Orleans – “Still the One.” In 1989 there was no 70’s format.  The Have a Nice Day set of 70s CDs was just being released, WCFL/Morris hadn’t gone on the air yet, and the only memory of this song was its use in promoting the ABC fall lineup in 1979. (In my head I can hear Ernie Anderson cursing about it.)

Bob Welch – “Sentimental Lady.” I’m having a hard time picturing some of these songs out of the rotation.

Looking Glass – “Brandy (You’re A Fine Girl).” Same as above. I must have played this song at least a thousand times in the 2000s alone.

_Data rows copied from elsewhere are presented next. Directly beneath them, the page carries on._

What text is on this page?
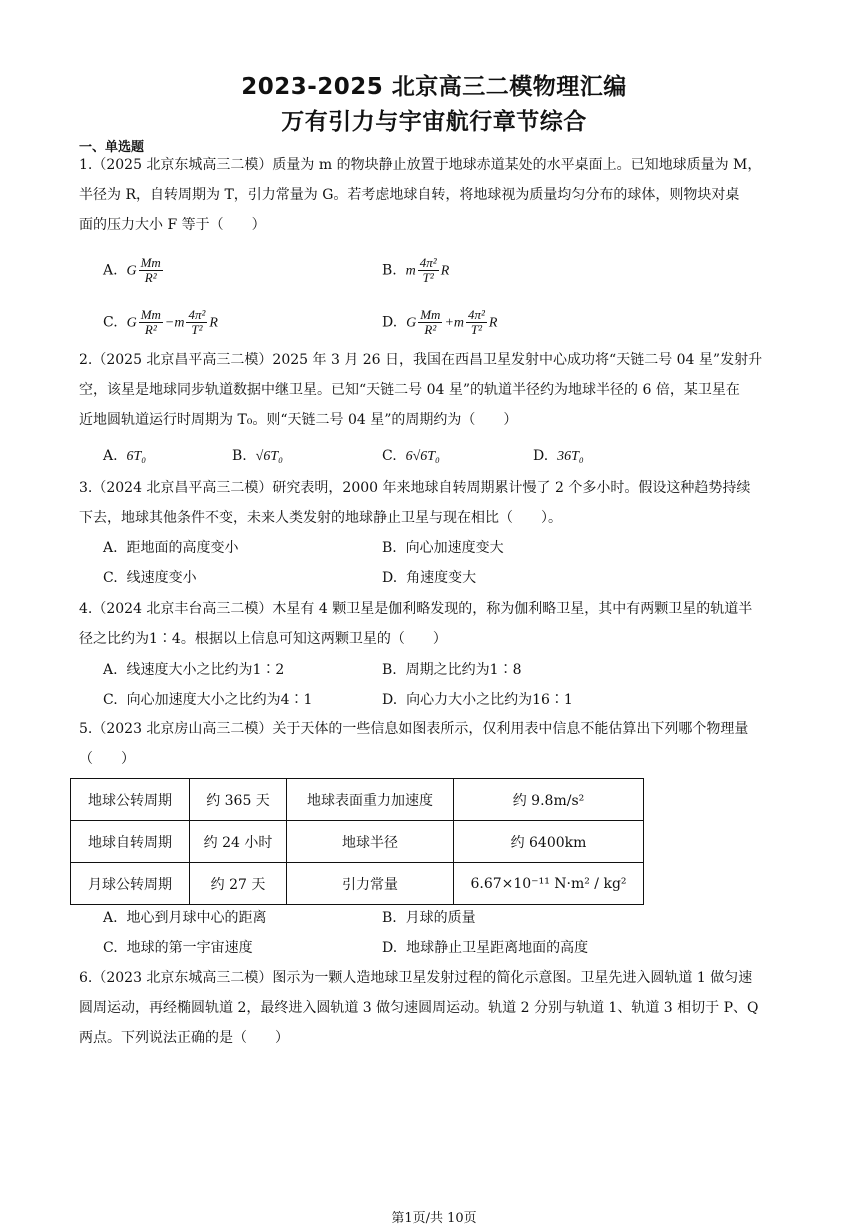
2023-2025 北京高三二模物理汇编
万有引力与宇宙航行章节综合
一、单选题
1.（2025 北京东城高三二模）质量为 m 的物块静止放置于地球赤道某处的水平桌面上。已知地球质量为 M，
半径为 R，自转周期为 T，引力常量为 G。若考虑地球自转，将地球视为质量均匀分布的球体，则物块对桌
面的压力大小 F 等于（　　）
A. G $\frac{Mm}{\text{R²}}$	B. m $\frac{\text{4π²}}{\text{T²}}$ R
C. G $\frac{Mm}{\text{R²}} -m \frac{\text{4π²}}{\text{T²}}$ R	D. G $\frac{Mm}{\text{R²}} +m \frac{\text{4π²}}{\text{T²}}$ R
2.（2025 北京昌平高三二模）2025 年 3 月 26 日，我国在西昌卫星发射中心成功将“天链二号 04 星”发射升
空，该星是地球同步轨道数据中继卫星。已知“天链二号 04 星”的轨道半径约为地球半径的 6 倍，某卫星在
近地圆轨道运行时周期为 T₀。则“天链二号 04 星”的周期约为（　　）
A. 6T₀	B. √6T₀	C. 6√6T₀	D. 36T₀
3.（2024 北京昌平高三二模）研究表明，2000 年来地球自转周期累计慢了 2 个多小时。假设这种趋势持续
下去，地球其他条件不变，未来人类发射的地球静止卫星与现在相比（　　）。
A. 距地面的高度变小	B. 向心加速度变大
C. 线速度变小	D. 角速度变大
4.（2024 北京丰台高三二模）木星有 4 颗卫星是伽利略发现的，称为伽利略卫星，其中有两颗卫星的轨道半
径之比约为1∶4。根据以上信息可知这两颗卫星的（　　）
A. 线速度大小之比约为1∶2	B. 周期之比约为1∶8
C. 向心加速度大小之比约为4∶1	D. 向心力大小之比约为16∶1
5.（2023 北京房山高三二模）关于天体的一些信息如图表所示，仅利用表中信息不能估算出下列哪个物理量
（　　）
地球公转周期	约 365 天	地球表面重力加速度	约 9.8m/s²
地球自转周期	约 24 小时	地球半径	约 6400km
月球公转周期	约 27 天	引力常量	6.67×10⁻¹¹ N·m² / kg²
A. 地心到月球中心的距离	B. 月球的质量
C. 地球的第一宇宙速度	D. 地球静止卫星距离地面的高度
6.（2023 北京东城高三二模）图示为一颗人造地球卫星发射过程的简化示意图。卫星先进入圆轨道 1 做匀速
圆周运动，再经椭圆轨道 2，最终进入圆轨道 3 做匀速圆周运动。轨道 2 分别与轨道 1、轨道 3 相切于 P、Q
两点。下列说法正确的是（　　）
第1页/共 10页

Three Dog Night – “One.” Yeah, this would have been off as well.  Perhaps Oldies was playing it, but classic rock was definitely not.

Tower of Power – “So Very Hard To Go.” For the life of me, I can’t figure out how this got into the station in the first place, based on how overwhelmingly white the playlist was – but I am glad that it’s here.

Walter Egan – “Magnet and Steel.” I haven’t heard this song in a very long time, and this one needs to make a comeback.  This is a great record. (And yes, that’s Stevie Nicks and Lindsey Buckingham on backup vocals.)

Double – “Captain of Her Heart.” We close out with the song that reminded me of this tape in the first place – the night I pulled out the 45, I thought “I think I did a tape.”  Fortunately, I tend to not thin out ANY of this sort of stuff, and the tape remains.

Overall, this is a pretty decent tape that’s programmed pretty well. I wouldn’t get my program director stripes for another four years at this stage, but clearly I was starting to pay attention to how songs went together.  (Compared to the mixtape from the summer before, it’s art.) I think the oddest thing about this tape is the thought that so many of these songs used to be termed “forgotten.” We certainly remember them now, don’t we?